Using a predictive model, Scenario 1’s food and veg (F&V) incentive would prevent 1.93 cardiovascular disease events and 350,000 CVD deaths, saving $40 billion in health care costs.

Scenario 2’s savings in lives and costs were even greater: 3.28 million CVD events, 620,000 averted deaths due to cardiovascular disease, and $100 billion saved in health care costs.

These findings are rooted (no pun intended) in that new program from Harvard Law on Mainstreaming Produce Prescriptions.

In the policy paper published as part of the project, the authors call out poor diets in the U.S. as a leading contributor to mortality, morbidity, and health care costs in the nation.

Eating fruits and vegetables lowers risks of chronic conditions like cardiovascular disease, obesity, cancers, and diabetes, and cost the U.S. over $1 trillion in direct medical expenses annually.

Produce prescriptions, defined above in the blue block, have evidence in improving blood pressure, reducing body mass index, reducing hemoglobin A1c levels for people with diabetes, decrease depression symptoms, and enhance food security.

The COVID-19 pandemic has exacerbated an already-bad food security situation in the U.S., resulting in long food bank lines and revealing systemic inequities in the country for all social determinants of health — of which nutrition and healthy food access is a major one.

The report from the Harvard Law team scans this environment making policy prescriptions for improving Americans’ access to fresh fruit and vegetables, including recommendations for funding, research, patient data and privacy, infrastructure, and future advancements for the field.

As of December 2020, there were nearly 100 active produce prescription programs operating in the U.S., based on DAISA Enterprise‘s national scan illustrated in the map.

The top-line of Mainstreaming Produce Prescriptions is to broaden coverage of produce prescriptions for Medicaid, Medicare and Veterans Affairs health programs to drive population health, health equity, and lower costs for U.S. health citizens and taxpayers.

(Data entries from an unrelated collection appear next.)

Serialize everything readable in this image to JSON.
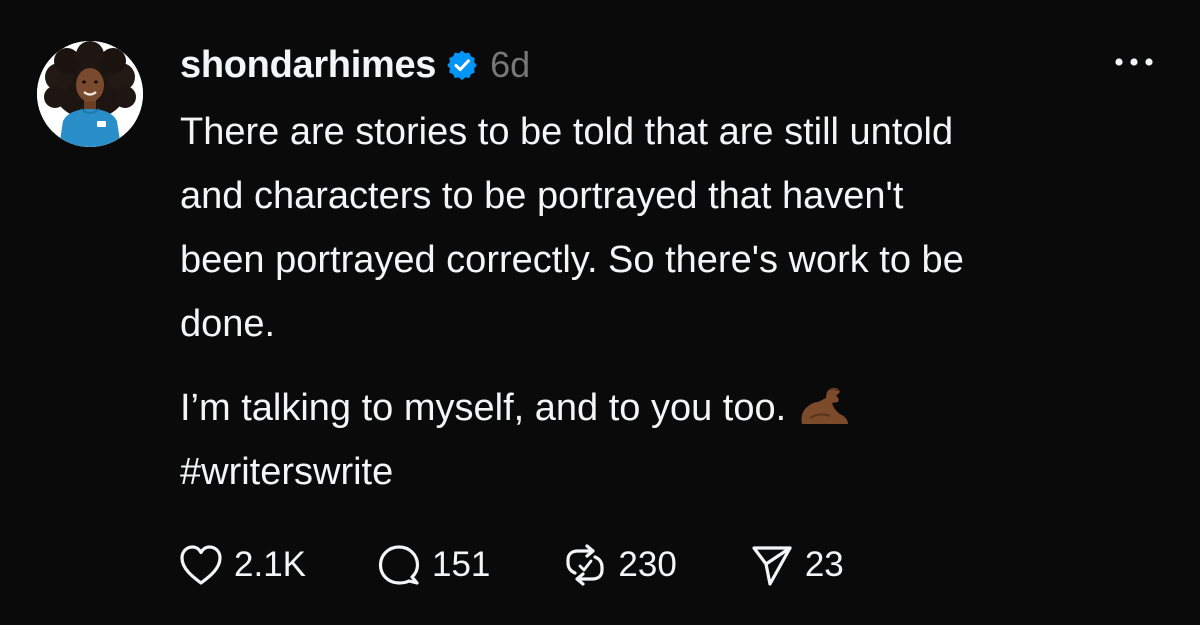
{
  "post": {
    "username": "shondarhimes",
    "time": "6d",
    "paragraph1_lines": [
      "There are stories to be told that are still untold",
      "and characters to be portrayed that haven't",
      "been portrayed correctly. So there's work to be",
      "done."
    ],
    "paragraph2_text": "I’m talking to myself, and to you too.",
    "hashtag": "#writerswrite",
    "emoji": "flexed-biceps-medium-dark-skin-tone"
  },
  "actions": {
    "likes": "2.1K",
    "replies": "151",
    "reposts": "230",
    "shares": "23"
  },
  "colors": {
    "background": "#0a0a0a",
    "text": "#f3f5f7",
    "muted": "#777777",
    "verified": "#0095f6"
  }
}
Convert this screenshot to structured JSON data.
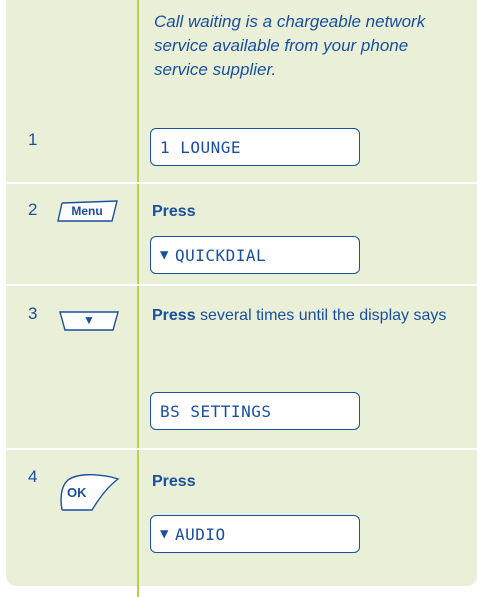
{
  "intro": {
    "text": "Call waiting is a chargeable network service available from your phone service supplier."
  },
  "steps": [
    {
      "number": "1",
      "display": "1 LOUNGE"
    },
    {
      "number": "2",
      "key": "Menu",
      "action": "Press",
      "display": "QUICKDIAL"
    },
    {
      "number": "3",
      "key": "▼",
      "action": "Press",
      "rest": " several times until the display says",
      "display": "BS SETTINGS"
    },
    {
      "number": "4",
      "key": "OK",
      "action": "Press",
      "display": "AUDIO"
    }
  ],
  "colors": {
    "panel": "#eaf0d8",
    "divider": "#b8d04a",
    "text": "#1a4fa0"
  }
}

Health Populi’s Hot Points:  The research from the Tufts/Brigham & Women’s team and the Harvard Law produce prescription vision will be well-received in the current White House, which called on Chef José Andrés to help solve food security in America. In this video, published by the White House on 26th March, Chef Andrés explains how the American Rescue Plan is one pillar of a multi-pronged approach to bolstering nutrition, health and financial wellness for all Americans.